To dismiss these familiar biblical details as legendary does not end our search for the truth of what happened, it only drives us to another level where we ask a different question. What happened that gave birth to the legendary details that gathered around the moment of Easter? Why did they gather? Hundreds of millions of people have lived and died on this earth – some of them famous, powerful people – and no similar legends gathered around them. Why this one man, at this time, in this place?
Our great failing was that we did not know anything about midrash, so we literalized narratives that were not intended to be literalized. The Jerusalem Easter legends are not to be dismissed as untrue. They are meant to be probed for clues, as I trust I have done adequately. Behind the legends that grew up around this moment, there is a reality I can never deny. Jesus lives. I have seen the Lord. By that faith and with that conviction I live my life and proclaim my gospel.
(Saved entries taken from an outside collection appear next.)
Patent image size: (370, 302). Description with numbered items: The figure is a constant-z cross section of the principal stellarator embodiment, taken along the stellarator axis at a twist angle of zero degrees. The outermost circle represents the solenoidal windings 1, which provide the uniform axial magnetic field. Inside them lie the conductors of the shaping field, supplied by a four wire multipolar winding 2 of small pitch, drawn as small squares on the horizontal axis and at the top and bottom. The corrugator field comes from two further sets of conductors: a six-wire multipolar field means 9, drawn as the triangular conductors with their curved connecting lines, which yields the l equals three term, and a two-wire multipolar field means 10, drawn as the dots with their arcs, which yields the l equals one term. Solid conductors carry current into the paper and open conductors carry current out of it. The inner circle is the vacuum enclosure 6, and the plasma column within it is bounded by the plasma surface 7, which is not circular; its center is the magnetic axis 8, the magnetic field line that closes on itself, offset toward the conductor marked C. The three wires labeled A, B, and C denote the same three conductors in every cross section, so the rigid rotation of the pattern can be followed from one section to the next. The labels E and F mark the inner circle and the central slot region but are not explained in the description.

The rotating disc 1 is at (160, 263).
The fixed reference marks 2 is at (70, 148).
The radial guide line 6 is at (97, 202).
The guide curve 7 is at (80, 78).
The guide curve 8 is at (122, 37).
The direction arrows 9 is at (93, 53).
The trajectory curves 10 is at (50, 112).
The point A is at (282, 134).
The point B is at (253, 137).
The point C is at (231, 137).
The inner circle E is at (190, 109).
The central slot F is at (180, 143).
For Bishop Spong, the key to understanding the gospels and the early Christian development of faith is grounded in the tradition of Jewish literature called Midrash. I’ve been blogging  about that for the last couple of weeks. Understanding the New Testament as Midrash may save Christianity in the 21st century from dying the slow death of ridicule and irrelevance.
My own wilderness moment, my Saturday, my period of mourning the death of Jesus, ended at some point in my journey. I found Easter Sunday when I found a Jesus I could believe in. The Gospels poetically describe resurrection as symbol for the moment when the mourning ended and the meaning of Jesus’ life sunk in. It was an enlightenment experience. At some point, possibly first in the mind of Simon Peter, the light bulb came on. The reason for Jesus’ life and death finally made sense. His followers couldn’t remain silent. All they needed to do was envision it through the lens of their religious ancestors and begin telling this powerful life-changing story. That was the moment of Easter and it became the defining moment in history. It happened the moment that these early Christians knew Jesus’ life could not be silenced by his death. Each community immortalized Jesus with their own specific narrative about his life, baptized it in the allegory of Jewish antiquity, encapsulated the whole story into Jesus’ defining ritual of bread and wine, and then placed their own understanding and words deeply into the dialogue and action.
Is Resurrection a myth or a reality? I believe something real happened in the lives of these real people that lead to these important stories. I also recognize that the Resurrection is a myth about a transcendent reality that could not be described through any other means.